The circles I trace on his bare torso stumble.
“It was a Tuesday afternoon, January 31st. I had a tour to see the apartment, and I was late because I couldn’t find a parking spot. Then, miraculously, there was one. The ignition wasn’t even off when I saw you.”
One arm behind his head and the other around me, he plays with the strands of my hair, and I lay on my stomach with my chin resting on his sternum. Watching him. Watching the way my boyfriend looked at me the first time he saw me.
“You sat on the swing, slowly swaying back and forth. head tipped back. At first, I thought you were looking at the sky. It was really cold, but it was a beautiful day. A clear sky, only a few white clouds here and there, now and then.” Fixed in the ceiling above us, his gaze watches the skies he describes, transported back in reminiscence. “But when I looked closer—because I couldn’t look away—your eyes were closed. I don’t know how long we stayed like that. You were swaying and smiling, and I was just staring like a blind man who just saw light.”
The messy tips of his hair rustle on the pillow as he shakes his head, self-deprecation mixed with sheepishness.
“Then a little girl appeared out of nowhere. I didn’t see her approaching until she was lecturing you.”
I never thought of that day again, but I remember the little girl. Two dark pigtails and hands on her waist.‘Ma’am, you are far too old to be stealing the swings. What if it were your child wanting to ride?’
‘My child will be taught to push their mother,’ I had taunted.

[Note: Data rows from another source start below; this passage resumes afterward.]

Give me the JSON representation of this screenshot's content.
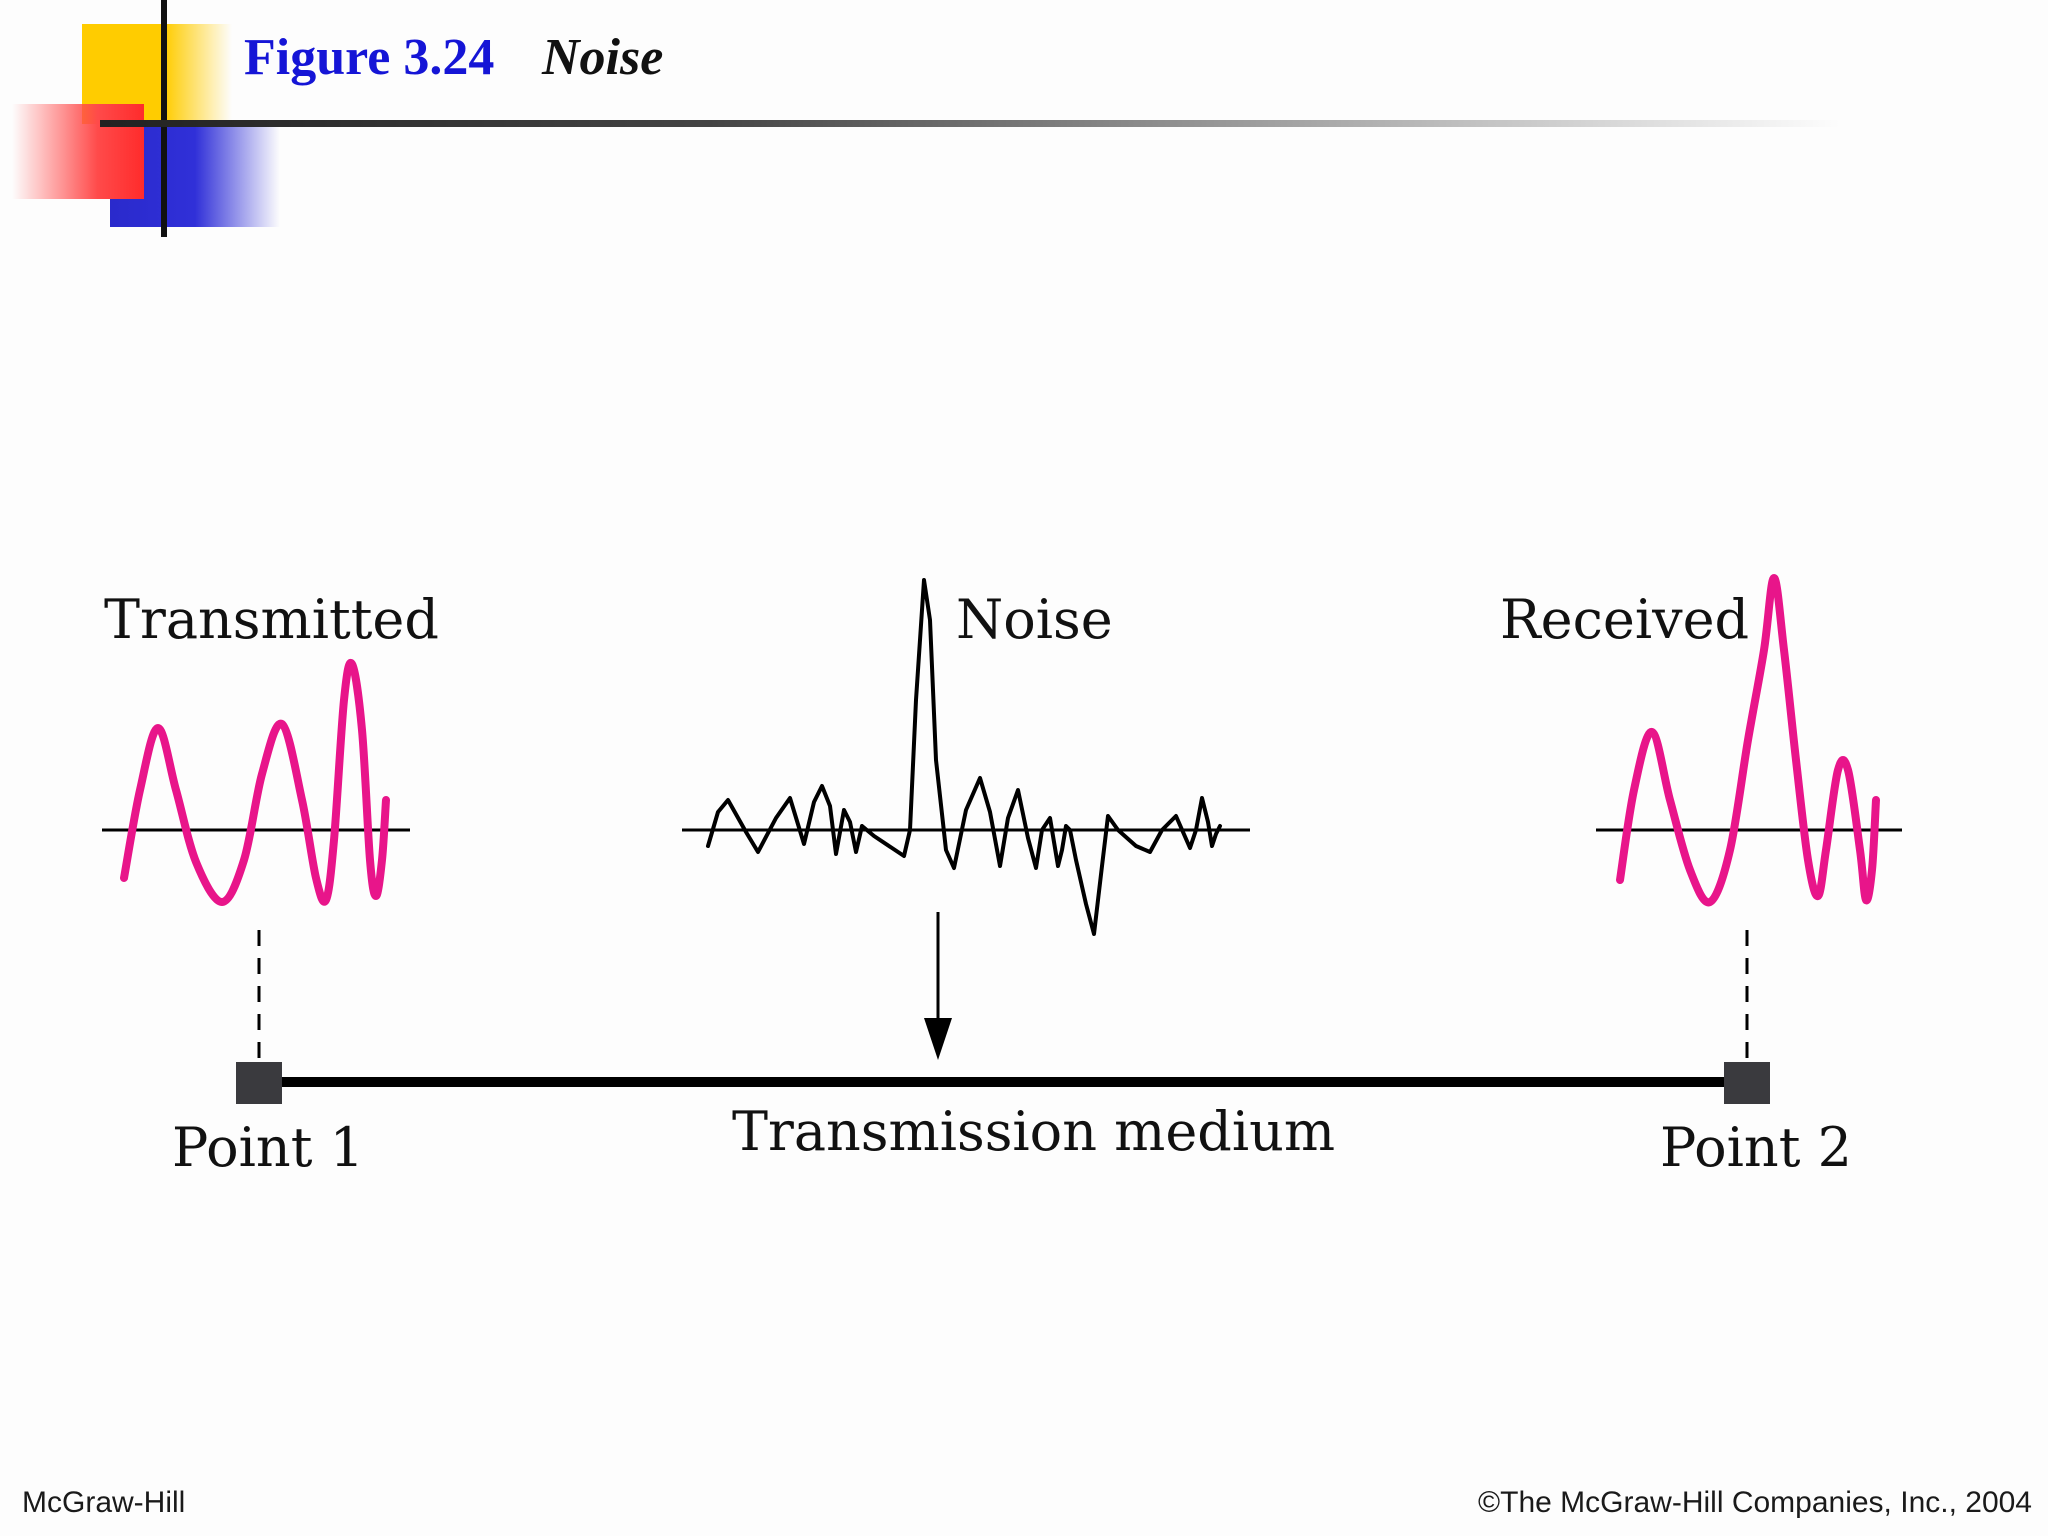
{
  "slide": {
    "figure_label": "Figure 3.24",
    "figure_title": "Noise"
  },
  "diagram": {
    "labels": {
      "transmitted": "Transmitted",
      "noise": "Noise",
      "received": "Received",
      "point1": "Point 1",
      "point2": "Point 2",
      "medium": "Transmission medium"
    },
    "colors": {
      "signal": "#e8158a",
      "noise": "#000000",
      "endpoint": "#3a3a3e",
      "medium_line": "#000000"
    }
  },
  "footer": {
    "left": "McGraw-Hill",
    "right": "©The McGraw-Hill Companies, Inc., 2004"
  }
}
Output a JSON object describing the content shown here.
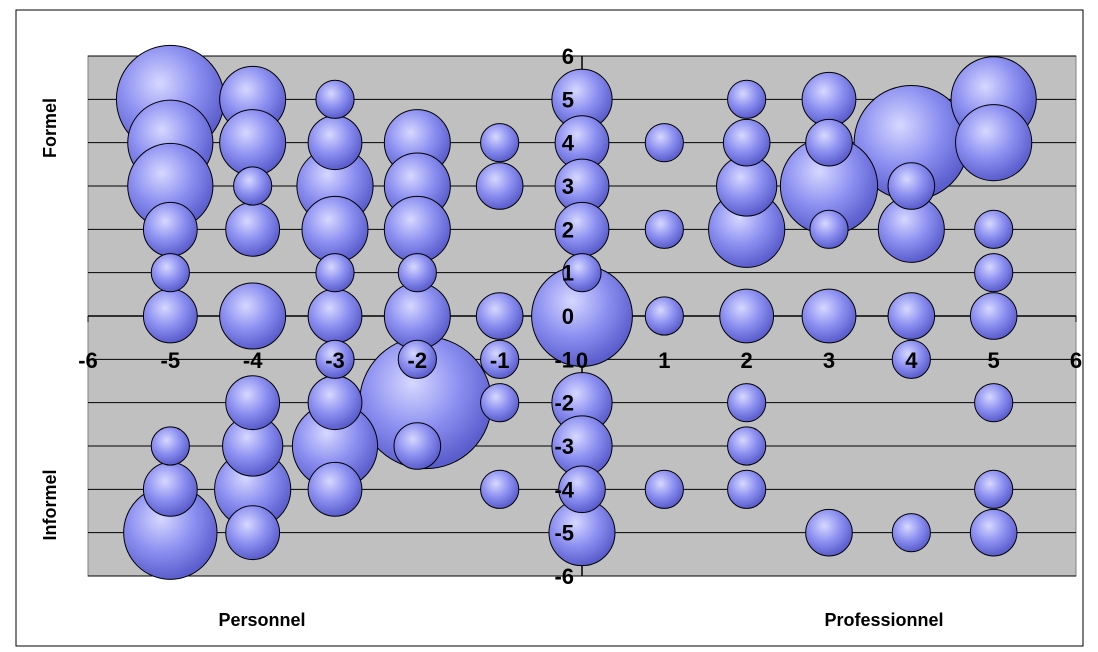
{
  "chart_data": {
    "type": "bubble",
    "title": "",
    "xlim": [
      -6,
      6
    ],
    "ylim": [
      -6,
      6
    ],
    "x_ticks": [
      -6,
      -5,
      -4,
      -3,
      -2,
      -1,
      0,
      1,
      2,
      3,
      4,
      5,
      6
    ],
    "y_ticks": [
      -6,
      -5,
      -4,
      -3,
      -2,
      -1,
      0,
      1,
      2,
      3,
      4,
      5,
      6
    ],
    "grid": "horizontal",
    "colors": {
      "plot_bg": "#c0c0c0",
      "bubble": "#8c8ff0",
      "bubble_light": "#d6d8ff",
      "bubble_dark": "#5a5dcc"
    },
    "labels": {
      "y_top": "Formel",
      "y_bottom": "Informel",
      "x_left": "Personnel",
      "x_right": "Professionnel"
    },
    "points": [
      {
        "x": -5,
        "y": 5,
        "size": 8
      },
      {
        "x": -5,
        "y": 4,
        "size": 5
      },
      {
        "x": -5,
        "y": 3,
        "size": 5
      },
      {
        "x": -5,
        "y": 2,
        "size": 2
      },
      {
        "x": -5,
        "y": 1,
        "size": 1
      },
      {
        "x": -5,
        "y": 0,
        "size": 2
      },
      {
        "x": -5,
        "y": -3,
        "size": 1
      },
      {
        "x": -5,
        "y": -4,
        "size": 2
      },
      {
        "x": -5,
        "y": -5,
        "size": 6
      },
      {
        "x": -4,
        "y": 5,
        "size": 3
      },
      {
        "x": -4,
        "y": 4,
        "size": 3
      },
      {
        "x": -4,
        "y": 3,
        "size": 1
      },
      {
        "x": -4,
        "y": 2,
        "size": 2
      },
      {
        "x": -4,
        "y": 0,
        "size": 3
      },
      {
        "x": -4,
        "y": -2,
        "size": 2
      },
      {
        "x": -4,
        "y": -3,
        "size": 2.5
      },
      {
        "x": -4,
        "y": -4,
        "size": 4
      },
      {
        "x": -4,
        "y": -5,
        "size": 2
      },
      {
        "x": -3,
        "y": 5,
        "size": 1
      },
      {
        "x": -3,
        "y": 4,
        "size": 2
      },
      {
        "x": -3,
        "y": 3,
        "size": 4
      },
      {
        "x": -3,
        "y": 2,
        "size": 3
      },
      {
        "x": -3,
        "y": 1,
        "size": 1
      },
      {
        "x": -3,
        "y": 0,
        "size": 2
      },
      {
        "x": -3,
        "y": -1,
        "size": 1
      },
      {
        "x": -3,
        "y": -2,
        "size": 2
      },
      {
        "x": -3,
        "y": -3,
        "size": 5
      },
      {
        "x": -3,
        "y": -4,
        "size": 2
      },
      {
        "x": -2,
        "y": 4,
        "size": 3
      },
      {
        "x": -2,
        "y": 3,
        "size": 3
      },
      {
        "x": -2,
        "y": 2,
        "size": 3
      },
      {
        "x": -2,
        "y": 1,
        "size": 1
      },
      {
        "x": -2,
        "y": 0,
        "size": 3
      },
      {
        "x": -2,
        "y": -1,
        "size": 1
      },
      {
        "x": -2,
        "y": -3,
        "size": 1.5
      },
      {
        "x": -1.9,
        "y": -2,
        "size": 12
      },
      {
        "x": -1,
        "y": 4,
        "size": 1
      },
      {
        "x": -1,
        "y": 3,
        "size": 1.5
      },
      {
        "x": -1,
        "y": 0,
        "size": 1.5
      },
      {
        "x": -1,
        "y": -1,
        "size": 1
      },
      {
        "x": -1,
        "y": -2,
        "size": 1
      },
      {
        "x": -1,
        "y": -4,
        "size": 1
      },
      {
        "x": 0,
        "y": 5,
        "size": 2.5
      },
      {
        "x": 0,
        "y": 4,
        "size": 2
      },
      {
        "x": 0,
        "y": 3,
        "size": 2
      },
      {
        "x": 0,
        "y": 2,
        "size": 2
      },
      {
        "x": 0,
        "y": 1,
        "size": 1
      },
      {
        "x": 0,
        "y": 0,
        "size": 7
      },
      {
        "x": 0,
        "y": -2,
        "size": 2.5
      },
      {
        "x": 0,
        "y": -3,
        "size": 2.5
      },
      {
        "x": 0,
        "y": -4,
        "size": 1.5
      },
      {
        "x": 0,
        "y": -5,
        "size": 3
      },
      {
        "x": 1,
        "y": 4,
        "size": 1
      },
      {
        "x": 1,
        "y": 2,
        "size": 1
      },
      {
        "x": 1,
        "y": 0,
        "size": 1
      },
      {
        "x": 1,
        "y": -4,
        "size": 1
      },
      {
        "x": 2,
        "y": 5,
        "size": 1
      },
      {
        "x": 2,
        "y": 4,
        "size": 1.5
      },
      {
        "x": 2,
        "y": 3,
        "size": 2.5
      },
      {
        "x": 2,
        "y": 2,
        "size": 4
      },
      {
        "x": 2,
        "y": 0,
        "size": 2
      },
      {
        "x": 2,
        "y": -2,
        "size": 1
      },
      {
        "x": 2,
        "y": -3,
        "size": 1
      },
      {
        "x": 2,
        "y": -4,
        "size": 1
      },
      {
        "x": 3,
        "y": 5,
        "size": 2
      },
      {
        "x": 3,
        "y": 4,
        "size": 1.5
      },
      {
        "x": 3,
        "y": 3,
        "size": 6.5
      },
      {
        "x": 3,
        "y": 2,
        "size": 1
      },
      {
        "x": 3,
        "y": 0,
        "size": 2
      },
      {
        "x": 3,
        "y": -5,
        "size": 1.5
      },
      {
        "x": 4,
        "y": 3,
        "size": 1.5
      },
      {
        "x": 4,
        "y": 2,
        "size": 3
      },
      {
        "x": 4,
        "y": 0,
        "size": 1.5
      },
      {
        "x": 4,
        "y": -1,
        "size": 1
      },
      {
        "x": 4,
        "y": -5,
        "size": 1
      },
      {
        "x": 4,
        "y": 4,
        "size": 9
      },
      {
        "x": 5,
        "y": 5,
        "size": 5
      },
      {
        "x": 5,
        "y": 4,
        "size": 4
      },
      {
        "x": 5,
        "y": 2,
        "size": 1
      },
      {
        "x": 5,
        "y": 1,
        "size": 1
      },
      {
        "x": 5,
        "y": 0,
        "size": 1.5
      },
      {
        "x": 5,
        "y": -2,
        "size": 1
      },
      {
        "x": 5,
        "y": -4,
        "size": 1
      },
      {
        "x": 5,
        "y": -5,
        "size": 1.5
      }
    ]
  }
}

And she answered accordingly with the cutest frown. ‘Yeah, push their mother out.’
“Afterward, you pushed her until her squeals rose to scared shrieks.” Miles guides us through a memory we share from different perspectives. “You laughed like a villain and ran away.”
“She was begging me to push her again.” And it is as amusing now as it was then.
Miles chuckles like that’s exactly what he assumed. “You tripped, almost tumbled down, and the two of you only laughed harder. And right then, all I saw was a flash of all the things I wanted. A glimpse into my future.”
Pink traces of embarrassment tickle his cheekbones, but he forges ahead in his admissions not giving me a chance to interrupt. Not that I would.